Tests & test generation tool @ github

https://github.com/cablelabs/cvp2ts

HTML5 RUI

CableLabs’ HTML5 Remote User Interface (RUI) is a custom WebKit-based browser that contains additional functionality supporting traditional cable video services on consumer-owned devices such as smart TVs, tablets, laptops and smart phones. This technology allows cable service providers to deliver interactive program guides, linear programming and on-demand services directly to an HTML5 web browser. CableLabs has made the RUI software publicly available and our contributions to the open source community have helped increase adoption by consumer electronics (CE) and browser vendors.

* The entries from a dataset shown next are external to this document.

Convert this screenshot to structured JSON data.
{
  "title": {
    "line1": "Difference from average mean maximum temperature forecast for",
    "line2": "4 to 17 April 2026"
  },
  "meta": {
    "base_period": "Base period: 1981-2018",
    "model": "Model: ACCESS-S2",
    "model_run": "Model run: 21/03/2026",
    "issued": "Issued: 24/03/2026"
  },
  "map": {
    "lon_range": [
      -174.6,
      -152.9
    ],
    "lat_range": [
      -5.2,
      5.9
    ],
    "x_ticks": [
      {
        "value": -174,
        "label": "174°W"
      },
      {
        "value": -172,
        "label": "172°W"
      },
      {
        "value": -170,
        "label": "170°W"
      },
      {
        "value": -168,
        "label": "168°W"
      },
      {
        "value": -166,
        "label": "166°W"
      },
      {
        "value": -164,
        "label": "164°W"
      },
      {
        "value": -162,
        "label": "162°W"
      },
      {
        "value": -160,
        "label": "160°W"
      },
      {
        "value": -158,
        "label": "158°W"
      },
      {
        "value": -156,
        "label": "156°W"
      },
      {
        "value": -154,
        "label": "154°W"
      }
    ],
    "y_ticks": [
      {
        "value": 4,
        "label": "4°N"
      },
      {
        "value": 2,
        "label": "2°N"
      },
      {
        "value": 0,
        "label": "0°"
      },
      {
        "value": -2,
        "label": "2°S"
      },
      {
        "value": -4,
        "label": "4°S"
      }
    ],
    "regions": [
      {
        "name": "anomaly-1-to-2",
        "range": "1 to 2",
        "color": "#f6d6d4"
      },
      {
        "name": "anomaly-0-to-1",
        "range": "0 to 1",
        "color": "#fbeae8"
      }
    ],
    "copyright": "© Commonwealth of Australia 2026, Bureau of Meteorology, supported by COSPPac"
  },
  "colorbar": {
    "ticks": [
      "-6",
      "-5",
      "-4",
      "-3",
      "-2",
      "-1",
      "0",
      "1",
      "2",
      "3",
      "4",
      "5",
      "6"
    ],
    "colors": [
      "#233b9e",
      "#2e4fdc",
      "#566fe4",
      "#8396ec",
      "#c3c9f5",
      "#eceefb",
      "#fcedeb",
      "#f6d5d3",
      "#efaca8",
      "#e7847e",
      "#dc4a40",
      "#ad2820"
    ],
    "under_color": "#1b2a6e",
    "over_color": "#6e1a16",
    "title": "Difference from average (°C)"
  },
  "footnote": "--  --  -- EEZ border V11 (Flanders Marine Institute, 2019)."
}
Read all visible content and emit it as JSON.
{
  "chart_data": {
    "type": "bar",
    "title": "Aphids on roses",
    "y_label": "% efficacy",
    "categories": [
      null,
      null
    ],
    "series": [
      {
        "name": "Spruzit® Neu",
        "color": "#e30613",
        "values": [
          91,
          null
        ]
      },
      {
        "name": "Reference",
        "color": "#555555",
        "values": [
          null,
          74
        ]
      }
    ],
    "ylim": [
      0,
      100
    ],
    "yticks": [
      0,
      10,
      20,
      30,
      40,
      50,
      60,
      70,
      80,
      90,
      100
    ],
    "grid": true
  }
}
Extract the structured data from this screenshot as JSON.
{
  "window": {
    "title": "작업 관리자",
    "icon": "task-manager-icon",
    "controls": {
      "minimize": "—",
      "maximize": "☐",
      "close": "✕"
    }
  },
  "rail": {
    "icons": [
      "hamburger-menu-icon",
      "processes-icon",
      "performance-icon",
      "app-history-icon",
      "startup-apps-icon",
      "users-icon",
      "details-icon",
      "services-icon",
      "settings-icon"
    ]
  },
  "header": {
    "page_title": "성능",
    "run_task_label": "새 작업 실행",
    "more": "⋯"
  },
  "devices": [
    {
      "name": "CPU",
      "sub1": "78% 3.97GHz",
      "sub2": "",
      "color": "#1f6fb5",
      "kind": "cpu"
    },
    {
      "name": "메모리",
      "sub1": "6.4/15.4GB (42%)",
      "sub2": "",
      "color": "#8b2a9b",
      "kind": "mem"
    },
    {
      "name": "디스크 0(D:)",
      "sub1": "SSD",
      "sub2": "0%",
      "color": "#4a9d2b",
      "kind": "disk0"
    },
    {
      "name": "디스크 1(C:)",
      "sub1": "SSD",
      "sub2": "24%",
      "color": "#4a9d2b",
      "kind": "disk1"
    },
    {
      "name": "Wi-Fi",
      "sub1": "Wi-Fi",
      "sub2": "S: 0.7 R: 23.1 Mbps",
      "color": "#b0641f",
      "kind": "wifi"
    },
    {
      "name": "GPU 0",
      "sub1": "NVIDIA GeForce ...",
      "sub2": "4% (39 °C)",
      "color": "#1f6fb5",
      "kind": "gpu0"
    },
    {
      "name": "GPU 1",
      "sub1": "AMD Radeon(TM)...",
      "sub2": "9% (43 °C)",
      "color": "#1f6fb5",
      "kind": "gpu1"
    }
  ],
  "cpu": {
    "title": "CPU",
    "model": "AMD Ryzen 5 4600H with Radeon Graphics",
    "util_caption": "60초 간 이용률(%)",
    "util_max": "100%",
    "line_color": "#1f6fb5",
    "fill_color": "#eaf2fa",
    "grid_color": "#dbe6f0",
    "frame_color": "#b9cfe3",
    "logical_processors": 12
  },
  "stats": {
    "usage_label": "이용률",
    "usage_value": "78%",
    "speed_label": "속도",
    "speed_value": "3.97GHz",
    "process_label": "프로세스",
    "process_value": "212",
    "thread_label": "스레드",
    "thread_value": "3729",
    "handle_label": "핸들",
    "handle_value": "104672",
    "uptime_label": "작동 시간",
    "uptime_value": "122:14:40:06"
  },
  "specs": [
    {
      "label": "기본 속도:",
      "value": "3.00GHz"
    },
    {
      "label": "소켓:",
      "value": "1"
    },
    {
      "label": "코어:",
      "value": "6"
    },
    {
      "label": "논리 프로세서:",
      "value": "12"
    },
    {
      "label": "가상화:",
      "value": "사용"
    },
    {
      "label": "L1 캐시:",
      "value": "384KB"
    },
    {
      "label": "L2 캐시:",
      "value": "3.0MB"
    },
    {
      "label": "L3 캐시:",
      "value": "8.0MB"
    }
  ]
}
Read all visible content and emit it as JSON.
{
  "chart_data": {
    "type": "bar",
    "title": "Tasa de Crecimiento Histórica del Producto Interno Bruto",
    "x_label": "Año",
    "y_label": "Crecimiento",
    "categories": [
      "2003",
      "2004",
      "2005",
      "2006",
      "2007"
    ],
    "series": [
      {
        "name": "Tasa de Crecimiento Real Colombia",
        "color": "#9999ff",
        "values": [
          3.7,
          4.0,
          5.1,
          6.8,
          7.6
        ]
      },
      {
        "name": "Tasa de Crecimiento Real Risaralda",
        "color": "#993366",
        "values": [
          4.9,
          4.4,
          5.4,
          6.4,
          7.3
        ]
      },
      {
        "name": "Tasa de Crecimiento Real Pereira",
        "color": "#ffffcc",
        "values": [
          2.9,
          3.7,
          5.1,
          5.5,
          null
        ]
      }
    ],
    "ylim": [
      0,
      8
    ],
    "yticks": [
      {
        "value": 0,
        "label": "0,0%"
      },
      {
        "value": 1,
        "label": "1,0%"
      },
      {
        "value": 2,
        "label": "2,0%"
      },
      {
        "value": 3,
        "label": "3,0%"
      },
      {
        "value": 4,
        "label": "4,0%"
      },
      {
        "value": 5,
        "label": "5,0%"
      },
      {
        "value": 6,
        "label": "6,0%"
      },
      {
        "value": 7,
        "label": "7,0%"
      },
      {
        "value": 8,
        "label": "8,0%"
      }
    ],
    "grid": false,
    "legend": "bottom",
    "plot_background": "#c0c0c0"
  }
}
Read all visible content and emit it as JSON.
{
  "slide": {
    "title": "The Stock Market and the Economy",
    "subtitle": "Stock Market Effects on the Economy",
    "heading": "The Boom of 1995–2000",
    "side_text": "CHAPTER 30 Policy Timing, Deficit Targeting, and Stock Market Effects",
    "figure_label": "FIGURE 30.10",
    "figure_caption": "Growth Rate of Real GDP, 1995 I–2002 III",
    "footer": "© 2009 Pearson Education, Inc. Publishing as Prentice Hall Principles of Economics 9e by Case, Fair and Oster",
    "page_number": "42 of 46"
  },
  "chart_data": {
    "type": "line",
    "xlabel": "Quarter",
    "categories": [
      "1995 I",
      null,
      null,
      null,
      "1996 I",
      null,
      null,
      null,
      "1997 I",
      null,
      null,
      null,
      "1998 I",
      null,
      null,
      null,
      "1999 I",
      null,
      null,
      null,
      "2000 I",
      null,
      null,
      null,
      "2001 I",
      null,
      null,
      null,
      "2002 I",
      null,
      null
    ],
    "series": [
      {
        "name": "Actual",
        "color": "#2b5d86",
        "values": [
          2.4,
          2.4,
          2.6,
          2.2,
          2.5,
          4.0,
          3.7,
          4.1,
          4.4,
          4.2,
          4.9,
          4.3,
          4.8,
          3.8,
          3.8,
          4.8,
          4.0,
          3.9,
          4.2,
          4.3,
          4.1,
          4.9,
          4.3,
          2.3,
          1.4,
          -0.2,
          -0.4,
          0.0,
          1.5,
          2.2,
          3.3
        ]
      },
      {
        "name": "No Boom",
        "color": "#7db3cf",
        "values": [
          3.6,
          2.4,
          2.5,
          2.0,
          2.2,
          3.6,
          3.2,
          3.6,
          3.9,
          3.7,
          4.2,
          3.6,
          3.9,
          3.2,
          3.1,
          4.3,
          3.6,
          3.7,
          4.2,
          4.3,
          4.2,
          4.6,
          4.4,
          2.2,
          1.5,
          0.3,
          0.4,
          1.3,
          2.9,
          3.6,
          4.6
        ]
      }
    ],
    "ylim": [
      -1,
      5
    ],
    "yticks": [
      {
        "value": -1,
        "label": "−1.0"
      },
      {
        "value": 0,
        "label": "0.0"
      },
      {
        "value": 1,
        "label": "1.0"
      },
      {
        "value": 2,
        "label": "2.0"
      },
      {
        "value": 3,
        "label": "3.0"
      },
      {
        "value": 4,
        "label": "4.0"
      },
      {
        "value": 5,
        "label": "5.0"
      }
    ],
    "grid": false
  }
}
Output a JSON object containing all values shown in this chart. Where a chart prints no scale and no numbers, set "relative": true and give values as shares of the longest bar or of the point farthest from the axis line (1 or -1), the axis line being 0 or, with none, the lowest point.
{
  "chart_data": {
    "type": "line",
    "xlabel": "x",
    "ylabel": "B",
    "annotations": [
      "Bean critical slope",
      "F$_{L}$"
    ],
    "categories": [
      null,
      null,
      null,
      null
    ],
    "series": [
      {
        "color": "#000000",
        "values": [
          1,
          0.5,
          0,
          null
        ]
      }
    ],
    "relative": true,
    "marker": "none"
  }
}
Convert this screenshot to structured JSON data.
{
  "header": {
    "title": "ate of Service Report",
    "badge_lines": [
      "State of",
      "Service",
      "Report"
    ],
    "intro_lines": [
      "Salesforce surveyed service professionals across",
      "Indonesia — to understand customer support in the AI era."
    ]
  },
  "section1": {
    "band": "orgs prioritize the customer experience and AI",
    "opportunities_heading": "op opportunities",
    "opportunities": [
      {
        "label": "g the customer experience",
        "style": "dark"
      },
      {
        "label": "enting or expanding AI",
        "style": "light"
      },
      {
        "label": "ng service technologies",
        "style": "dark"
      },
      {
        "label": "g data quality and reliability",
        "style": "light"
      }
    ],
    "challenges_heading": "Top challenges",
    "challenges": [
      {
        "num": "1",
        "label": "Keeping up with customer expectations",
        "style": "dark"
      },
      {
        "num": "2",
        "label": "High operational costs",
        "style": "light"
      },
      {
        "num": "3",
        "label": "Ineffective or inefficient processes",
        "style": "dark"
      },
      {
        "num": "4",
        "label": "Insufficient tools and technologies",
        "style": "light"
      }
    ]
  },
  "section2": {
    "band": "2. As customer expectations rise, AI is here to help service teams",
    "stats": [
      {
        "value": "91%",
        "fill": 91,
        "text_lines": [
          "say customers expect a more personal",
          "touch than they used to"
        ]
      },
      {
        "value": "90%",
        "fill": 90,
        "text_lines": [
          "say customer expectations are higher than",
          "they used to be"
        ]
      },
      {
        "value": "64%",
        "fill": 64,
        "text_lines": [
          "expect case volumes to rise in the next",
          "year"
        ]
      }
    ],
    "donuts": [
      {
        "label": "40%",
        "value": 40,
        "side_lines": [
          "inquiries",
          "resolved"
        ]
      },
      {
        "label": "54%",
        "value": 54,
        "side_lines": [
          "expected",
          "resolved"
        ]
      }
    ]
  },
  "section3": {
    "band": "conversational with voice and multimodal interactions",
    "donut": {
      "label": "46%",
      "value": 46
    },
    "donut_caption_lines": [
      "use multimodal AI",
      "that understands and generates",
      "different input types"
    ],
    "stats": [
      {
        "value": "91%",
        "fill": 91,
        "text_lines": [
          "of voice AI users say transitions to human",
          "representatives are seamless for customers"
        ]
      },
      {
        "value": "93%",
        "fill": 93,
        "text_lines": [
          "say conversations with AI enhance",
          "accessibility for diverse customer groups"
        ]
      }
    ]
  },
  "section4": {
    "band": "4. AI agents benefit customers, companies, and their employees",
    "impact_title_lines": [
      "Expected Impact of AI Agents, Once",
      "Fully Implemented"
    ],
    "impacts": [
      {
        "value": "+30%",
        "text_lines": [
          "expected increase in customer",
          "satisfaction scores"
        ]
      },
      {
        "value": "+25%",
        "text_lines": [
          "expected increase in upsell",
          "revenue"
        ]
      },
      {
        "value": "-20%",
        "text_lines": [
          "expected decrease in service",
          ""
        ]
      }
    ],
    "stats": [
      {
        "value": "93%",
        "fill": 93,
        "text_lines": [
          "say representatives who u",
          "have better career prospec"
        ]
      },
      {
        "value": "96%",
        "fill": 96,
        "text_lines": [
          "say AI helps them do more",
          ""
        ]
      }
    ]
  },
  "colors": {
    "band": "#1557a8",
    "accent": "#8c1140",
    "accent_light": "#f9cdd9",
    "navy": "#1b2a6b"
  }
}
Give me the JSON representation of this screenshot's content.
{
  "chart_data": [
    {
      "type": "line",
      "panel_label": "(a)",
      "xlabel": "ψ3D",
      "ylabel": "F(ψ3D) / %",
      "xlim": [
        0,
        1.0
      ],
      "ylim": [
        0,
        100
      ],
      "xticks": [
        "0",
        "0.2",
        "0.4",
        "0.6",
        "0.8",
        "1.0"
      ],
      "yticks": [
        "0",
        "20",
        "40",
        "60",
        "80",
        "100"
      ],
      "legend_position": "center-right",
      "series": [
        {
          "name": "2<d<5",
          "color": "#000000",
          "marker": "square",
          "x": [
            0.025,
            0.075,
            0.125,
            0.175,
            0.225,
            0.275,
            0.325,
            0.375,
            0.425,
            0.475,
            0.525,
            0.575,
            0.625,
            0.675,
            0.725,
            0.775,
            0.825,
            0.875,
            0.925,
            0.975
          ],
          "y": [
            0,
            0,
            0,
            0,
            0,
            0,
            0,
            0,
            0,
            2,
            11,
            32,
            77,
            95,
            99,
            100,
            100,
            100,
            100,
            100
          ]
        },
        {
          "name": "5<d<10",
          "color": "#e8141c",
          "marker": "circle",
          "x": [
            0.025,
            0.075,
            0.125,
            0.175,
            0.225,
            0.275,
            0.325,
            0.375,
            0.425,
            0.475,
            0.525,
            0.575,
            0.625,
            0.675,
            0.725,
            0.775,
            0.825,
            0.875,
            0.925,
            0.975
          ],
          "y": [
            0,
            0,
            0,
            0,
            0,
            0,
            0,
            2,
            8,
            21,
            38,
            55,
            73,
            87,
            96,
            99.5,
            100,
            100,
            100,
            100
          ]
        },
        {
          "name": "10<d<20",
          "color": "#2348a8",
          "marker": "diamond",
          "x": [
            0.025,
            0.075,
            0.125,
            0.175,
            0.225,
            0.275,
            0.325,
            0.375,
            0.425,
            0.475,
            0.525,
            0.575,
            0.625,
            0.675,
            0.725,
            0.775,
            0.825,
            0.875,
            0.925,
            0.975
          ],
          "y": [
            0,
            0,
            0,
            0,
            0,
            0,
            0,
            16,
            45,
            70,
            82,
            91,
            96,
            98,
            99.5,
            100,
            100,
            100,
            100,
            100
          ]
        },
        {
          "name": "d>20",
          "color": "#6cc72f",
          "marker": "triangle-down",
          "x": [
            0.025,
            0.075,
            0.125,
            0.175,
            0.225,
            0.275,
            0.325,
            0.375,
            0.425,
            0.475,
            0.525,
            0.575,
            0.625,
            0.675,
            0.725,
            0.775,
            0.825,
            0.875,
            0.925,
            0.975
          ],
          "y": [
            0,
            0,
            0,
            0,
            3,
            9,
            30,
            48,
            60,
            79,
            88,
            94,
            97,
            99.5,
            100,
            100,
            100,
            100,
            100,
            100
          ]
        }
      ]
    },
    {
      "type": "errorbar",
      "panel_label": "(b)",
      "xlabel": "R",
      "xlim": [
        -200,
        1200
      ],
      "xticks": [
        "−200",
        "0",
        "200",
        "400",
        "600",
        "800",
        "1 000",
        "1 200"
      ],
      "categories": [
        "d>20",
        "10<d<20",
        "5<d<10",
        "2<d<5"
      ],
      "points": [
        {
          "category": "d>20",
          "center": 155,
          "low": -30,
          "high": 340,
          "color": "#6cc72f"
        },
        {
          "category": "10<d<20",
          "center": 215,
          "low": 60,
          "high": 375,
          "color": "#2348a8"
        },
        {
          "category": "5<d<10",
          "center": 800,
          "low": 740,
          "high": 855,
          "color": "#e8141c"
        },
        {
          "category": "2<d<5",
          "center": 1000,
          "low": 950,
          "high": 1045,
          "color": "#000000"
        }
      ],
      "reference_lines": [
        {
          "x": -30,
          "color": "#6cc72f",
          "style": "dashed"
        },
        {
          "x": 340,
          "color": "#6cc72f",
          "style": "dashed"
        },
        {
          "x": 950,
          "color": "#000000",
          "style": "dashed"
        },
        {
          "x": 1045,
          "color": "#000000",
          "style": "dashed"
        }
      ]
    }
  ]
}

The HTML5 RUI is Open Source and has been used by CE vendors for their product development, and by various browser venders who “cherry picked” features to incorporate into their products. We’ve also made numerous contributions to WebKit, where one of our developers (Brendan Long) has achieved ‘committer’ status, and to Google’s Blink project, where we added alternate audio/video track selection to the media player.

GStreamer

WebKit-based browsers, by default, use the GStreamer Multimedia Framework for rendering audio and video. As part of our HTML5 RUI work, we added support for cable services to GStreamer. This includes the dlnasrc component for interacting with DLNA VidiPath servers, the ccdec component for translating CEA 708 captions into WebVTT (used by browsers) and the dtcpip component, which supports integrating a DTCP-IP library into GStreamer. Additionally, we patched the tsdemux component to extract metadata from MPEG Transport streams enabling services, like ad insertion, within a browser.

With the exception of the DTCP-IP library, which is licensed by DTLA, this work is Open Source and has been used by consumer electronics and browser vendors, and has also been contributed to GStreamer.

Conclusion

By participating in Open Source communities, CableLabs has made contributions that advance the platforms. Open Source distribution has increased adoption and we have gained valuable feedback throughout the process.